SACUDIR LA MEMORIA

  • La piña a Alfredo Astiz |

Las denuncias llegaron al Concejo Municipal. Eran públicas y exigían que se declarase persona no grata a Alfredo Astiz. Según había trascendido, el represor planeaba disfrutar de la impunidad que le otorgaba la democracia para pasearse con total libertad por el país. En este caso, por la ciudad de Bariloche. Las protestas del pueblo se hicieron escuchar, pero la declaración no logró unanimidad. Dos ediles del PPR y dos del PJ se habían negado a poner su firma y eso era suficiente. Así, Astiz llegaba al hotel Islas Malvinas para dar inicio a sus vacaciones. Ese día, mientras acomodaba su equipaje, se percató de un pequeño detalle, un recibimiento que le había preparado la comunidad: al mirar por la ventana para contemplar el paisaje, se encontró frente a él con una pancarta que decía «Astiz asesino, fuera de Bariloche».

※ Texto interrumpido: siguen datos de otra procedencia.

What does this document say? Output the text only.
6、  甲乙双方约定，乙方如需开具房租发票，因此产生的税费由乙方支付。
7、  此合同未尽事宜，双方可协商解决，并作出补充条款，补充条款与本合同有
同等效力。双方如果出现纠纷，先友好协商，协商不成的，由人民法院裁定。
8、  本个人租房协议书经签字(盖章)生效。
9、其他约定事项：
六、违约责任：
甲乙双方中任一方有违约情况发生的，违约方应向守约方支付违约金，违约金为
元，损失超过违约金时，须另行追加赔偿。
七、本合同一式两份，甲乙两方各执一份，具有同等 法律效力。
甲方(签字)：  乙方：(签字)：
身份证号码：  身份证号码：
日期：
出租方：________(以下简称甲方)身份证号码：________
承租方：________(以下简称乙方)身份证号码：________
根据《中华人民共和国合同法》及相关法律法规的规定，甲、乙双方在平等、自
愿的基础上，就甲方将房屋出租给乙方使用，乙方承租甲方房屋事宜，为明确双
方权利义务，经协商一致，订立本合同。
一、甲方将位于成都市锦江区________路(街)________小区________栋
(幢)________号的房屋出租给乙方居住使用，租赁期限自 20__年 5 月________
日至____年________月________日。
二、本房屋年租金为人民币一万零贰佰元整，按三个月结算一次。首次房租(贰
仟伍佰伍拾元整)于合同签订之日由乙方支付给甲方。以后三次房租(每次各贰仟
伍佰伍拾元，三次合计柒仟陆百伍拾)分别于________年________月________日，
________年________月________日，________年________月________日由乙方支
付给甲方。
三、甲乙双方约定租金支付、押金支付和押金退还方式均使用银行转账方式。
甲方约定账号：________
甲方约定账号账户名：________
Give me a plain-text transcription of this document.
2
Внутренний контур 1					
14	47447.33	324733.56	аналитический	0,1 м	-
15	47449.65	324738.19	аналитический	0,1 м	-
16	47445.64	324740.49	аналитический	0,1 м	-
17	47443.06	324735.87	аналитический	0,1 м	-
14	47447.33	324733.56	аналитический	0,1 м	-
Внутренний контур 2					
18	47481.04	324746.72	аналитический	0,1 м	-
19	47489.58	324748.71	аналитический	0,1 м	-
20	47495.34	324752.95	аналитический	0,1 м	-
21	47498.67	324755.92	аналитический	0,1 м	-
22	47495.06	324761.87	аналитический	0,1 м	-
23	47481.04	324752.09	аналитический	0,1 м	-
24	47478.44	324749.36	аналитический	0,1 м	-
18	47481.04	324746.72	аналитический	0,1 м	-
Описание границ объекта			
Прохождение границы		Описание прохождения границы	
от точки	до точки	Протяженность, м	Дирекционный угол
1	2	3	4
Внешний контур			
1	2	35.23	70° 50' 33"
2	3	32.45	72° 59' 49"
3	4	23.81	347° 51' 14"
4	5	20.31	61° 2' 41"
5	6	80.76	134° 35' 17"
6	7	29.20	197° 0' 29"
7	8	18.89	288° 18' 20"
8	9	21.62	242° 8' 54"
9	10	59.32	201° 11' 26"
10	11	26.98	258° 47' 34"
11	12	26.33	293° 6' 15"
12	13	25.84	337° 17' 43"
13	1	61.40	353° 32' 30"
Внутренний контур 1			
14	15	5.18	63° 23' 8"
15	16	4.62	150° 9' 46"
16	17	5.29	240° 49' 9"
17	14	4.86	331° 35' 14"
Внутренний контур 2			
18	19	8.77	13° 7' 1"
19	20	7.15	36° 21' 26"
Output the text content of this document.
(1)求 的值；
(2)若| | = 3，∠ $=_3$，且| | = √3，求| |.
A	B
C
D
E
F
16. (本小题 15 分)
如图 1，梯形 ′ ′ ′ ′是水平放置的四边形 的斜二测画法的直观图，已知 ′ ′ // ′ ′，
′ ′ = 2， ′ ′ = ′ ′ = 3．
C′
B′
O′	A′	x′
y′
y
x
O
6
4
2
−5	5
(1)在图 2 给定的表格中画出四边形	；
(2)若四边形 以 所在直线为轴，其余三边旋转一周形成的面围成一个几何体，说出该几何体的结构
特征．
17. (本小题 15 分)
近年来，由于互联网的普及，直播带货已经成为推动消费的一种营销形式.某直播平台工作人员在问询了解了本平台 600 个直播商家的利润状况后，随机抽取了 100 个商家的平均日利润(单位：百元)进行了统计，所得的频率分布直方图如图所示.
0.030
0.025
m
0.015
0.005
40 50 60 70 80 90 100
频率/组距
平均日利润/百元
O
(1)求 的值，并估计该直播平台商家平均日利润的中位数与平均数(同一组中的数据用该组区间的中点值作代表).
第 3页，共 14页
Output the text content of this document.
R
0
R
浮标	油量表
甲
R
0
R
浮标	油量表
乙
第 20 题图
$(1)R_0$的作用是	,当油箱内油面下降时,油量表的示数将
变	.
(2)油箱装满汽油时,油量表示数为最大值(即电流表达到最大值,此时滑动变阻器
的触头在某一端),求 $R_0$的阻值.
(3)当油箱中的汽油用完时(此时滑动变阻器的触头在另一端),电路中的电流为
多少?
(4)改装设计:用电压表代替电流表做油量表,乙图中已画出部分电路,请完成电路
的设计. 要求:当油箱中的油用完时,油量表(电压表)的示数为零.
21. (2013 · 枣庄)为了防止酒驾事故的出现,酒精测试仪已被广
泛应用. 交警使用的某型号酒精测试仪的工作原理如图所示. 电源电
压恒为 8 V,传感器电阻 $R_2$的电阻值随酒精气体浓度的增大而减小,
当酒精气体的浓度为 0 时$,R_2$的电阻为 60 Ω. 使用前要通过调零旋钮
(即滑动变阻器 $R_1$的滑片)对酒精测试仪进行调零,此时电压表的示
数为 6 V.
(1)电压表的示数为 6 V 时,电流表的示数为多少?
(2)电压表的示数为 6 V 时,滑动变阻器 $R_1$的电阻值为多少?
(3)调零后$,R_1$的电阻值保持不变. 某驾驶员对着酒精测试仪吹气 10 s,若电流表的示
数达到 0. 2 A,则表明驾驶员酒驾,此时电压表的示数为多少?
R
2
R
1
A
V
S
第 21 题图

La mañana del 1º de septiembre de 1995, antes de ir a esquiar, Astiz desayunó tranquilo. En ese mismo momento, a pocas cuadras de allí, una de las personas que le había colocado el cartel, Alfredo Chaves, dejaba a su hija en la escuela. Cuando el represor salió, Chaves pasaba por la cuadra y lo observó. Se encontraba en la puerta del hotel, parado junto a una mujer, observando la ciudad. El coche avanzó unos metros más mientras la imagen del impune genocida se mezclaba en su cabeza con el recuerdo de sus dos hijas preguntándole qué haría si alguna vez se cruzaba con quienes lo habían torturado. En ese momento, detuvo su auto.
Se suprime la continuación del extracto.